В мертвом молчании, царящем кругом, медленно вышел подавленный Хрисанф, такой надменный, самоуверенный четверть часа назад, — совершенно уничтоженный теперь. И никто не издал ни звука. Только осторожно переглядывались между собою те, кто хорошо знал друг друга. Все знали, как непреклонна воля патриарха, как сильна власть его здесь и там, в далекой столице империи Ромэйской.

— Ну, а теперь слушайте все, что я скажу. С тобою, посол брата нашего во Христе, епископа Епифания, я после поговорю… когда передам тебе ответ мой на писание епископское, мало достойное высокой руки, его писавшей. Ступай пока. Жди. Я позову. А вы все — слушайте. Ты, читай!

Феофил передал свиток, бывший у него в левой руке, диакону-секретарю, успевшему проводить Артемона и вернуться обратно.

Громко огласил диакон декрет Феодосия, окончательно запрещающий почитание языческих богов даже у своего собственного очага.

Еще во время чтения волнение охватило иереев, сразу хорошо оценивших значение нового закона. Теперь — все у них во власти. И собственная паства, чтущая в них слуг Господних. И языческое население диоцеза. Волей-неволей придется людям принять христианство, кто не желает лишиться состояния, пойти в изгнание, даже — на смерть.
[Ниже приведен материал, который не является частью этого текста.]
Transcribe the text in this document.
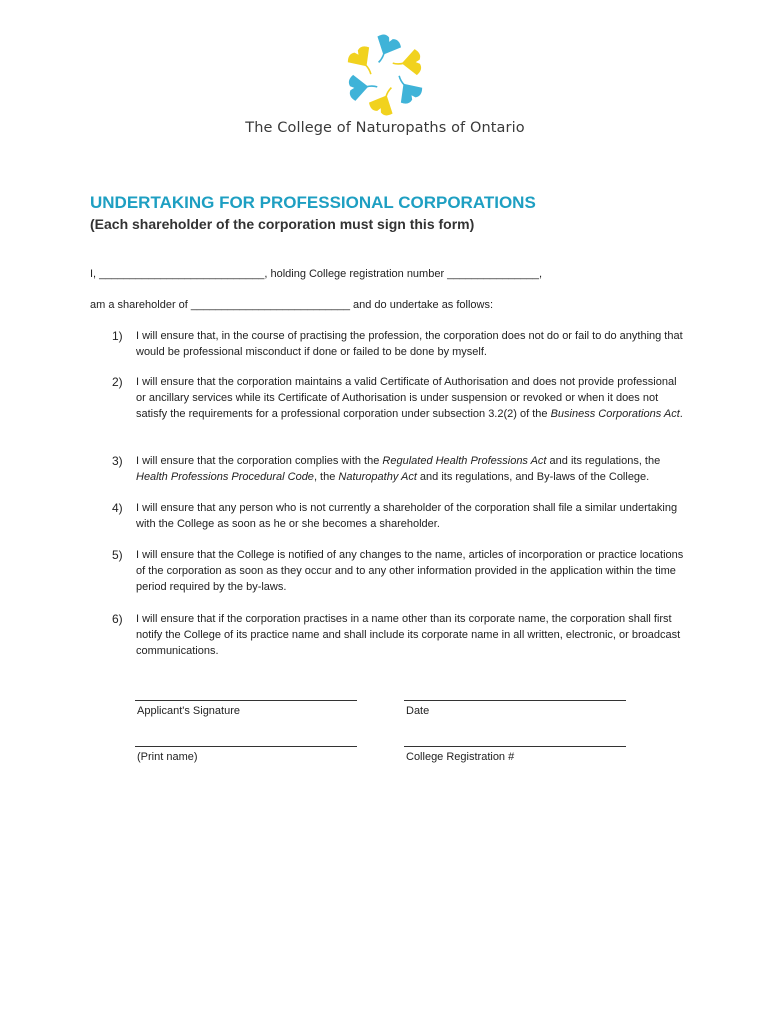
The College of Naturopaths of Ontario
UNDERTAKING FOR PROFESSIONAL CORPORATIONS
(Each shareholder of the corporation must sign this form)
I, ___________________________, holding College registration number _______________,
am a shareholder of __________________________ and do undertake as follows:
1) I will ensure that, in the course of practising the profession, the corporation does not do or fail to do anything that would be professional misconduct if done or failed to be done by myself.
2) I will ensure that the corporation maintains a valid Certificate of Authorisation and does not provide professional or ancillary services while its Certificate of Authorisation is under suspension or revoked or when it does not satisfy the requirements for a professional corporation under subsection 3.2(2) of the Business Corporations Act.
3) I will ensure that the corporation complies with the Regulated Health Professions Act and its regulations, the Health Professions Procedural Code, the Naturopathy Act and its regulations, and By-laws of the College.
4) I will ensure that any person who is not currently a shareholder of the corporation shall file a similar undertaking with the College as soon as he or she becomes a shareholder.
5) I will ensure that the College is notified of any changes to the name, articles of incorporation or practice locations of the corporation as soon as they occur and to any other information provided in the application within the time period required by the by-laws.
6) I will ensure that if the corporation practises in a name other than its corporate name, the corporation shall first notify the College of its practice name and shall include its corporate name in all written, electronic, or broadcast communications.
Applicant's Signature	Date
(Print name)	College Registration #
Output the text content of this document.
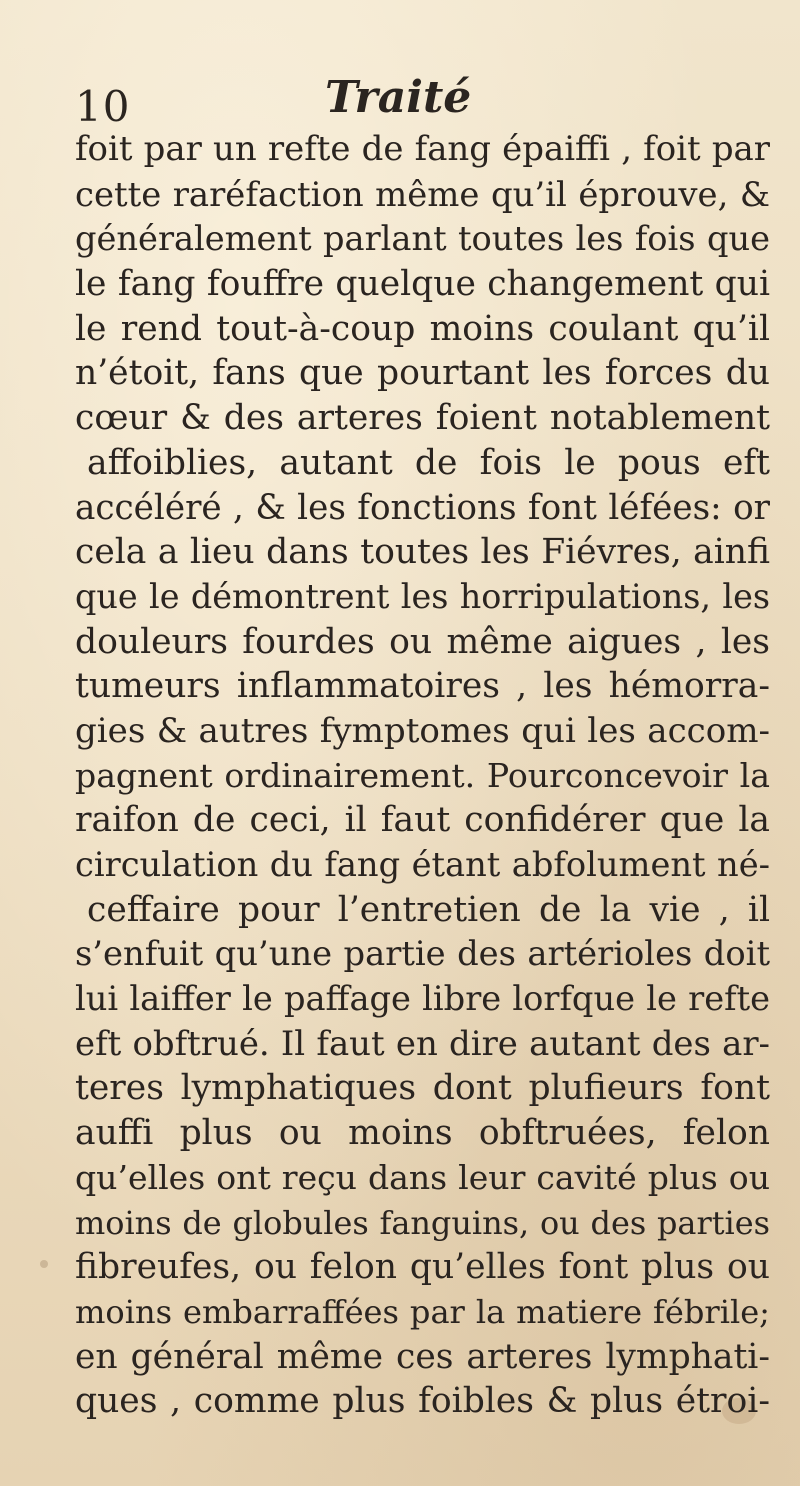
10	Traité
foit par un refte de fang épaiffi , foit par
cette raréfaction même qu’il éprouve, &
généralement parlant toutes les fois que
le fang fouffre quelque changement qui
le rend tout-à-coup moins coulant qu’il
n’étoit, fans que pourtant les forces du
cœur & des arteres foient notablement
affoiblies, autant de fois le pous eft
accéléré , & les fonctions font léfées: or
cela a lieu dans toutes les Fiévres, ainfi
que le démontrent les horripulations, les
douleurs fourdes ou même aigues , les
tumeurs inflammatoires , les hémorra-
gies & autres fymptomes qui les accom-
pagnent ordinairement. Pourconcevoir la
raifon de ceci, il faut confidérer que la
circulation du fang étant abfolument né-
ceffaire pour l’entretien de la vie , il
s’enfuit qu’une partie des artérioles doit
lui laiffer le paffage libre lorfque le refte
eft obftrué. Il faut en dire autant des ar-
teres lymphatiques dont plufieurs font
auffi plus ou moins obftruées, felon
qu’elles ont reçu dans leur cavité plus ou
moins de globules fanguins, ou des parties
fibreufes, ou felon qu’elles font plus ou
moins embarraffées par la matiere fébrile;
en général même ces arteres lymphati-
ques , comme plus foibles & plus étroi-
Иереи знают, что язычники слишком любят эту земную жизнь и не пойдут в ряды мучеников, как шли первые христиане — бесправные рабы и нищие бедняки, которым, кроме жизни, и терять было нечего.

Едва кончил диакон чтение, — словно по уговору, — один клик пролетел по ризнице:

— Хвала Господу… Спасителю нашему, Иисусу Христу! Слава всеблаженнейшему августу-кесарю Феодосию, великому из великих! Исполаэти… Исполаэти господину нашему, отцу блаженнейшему Феофилу!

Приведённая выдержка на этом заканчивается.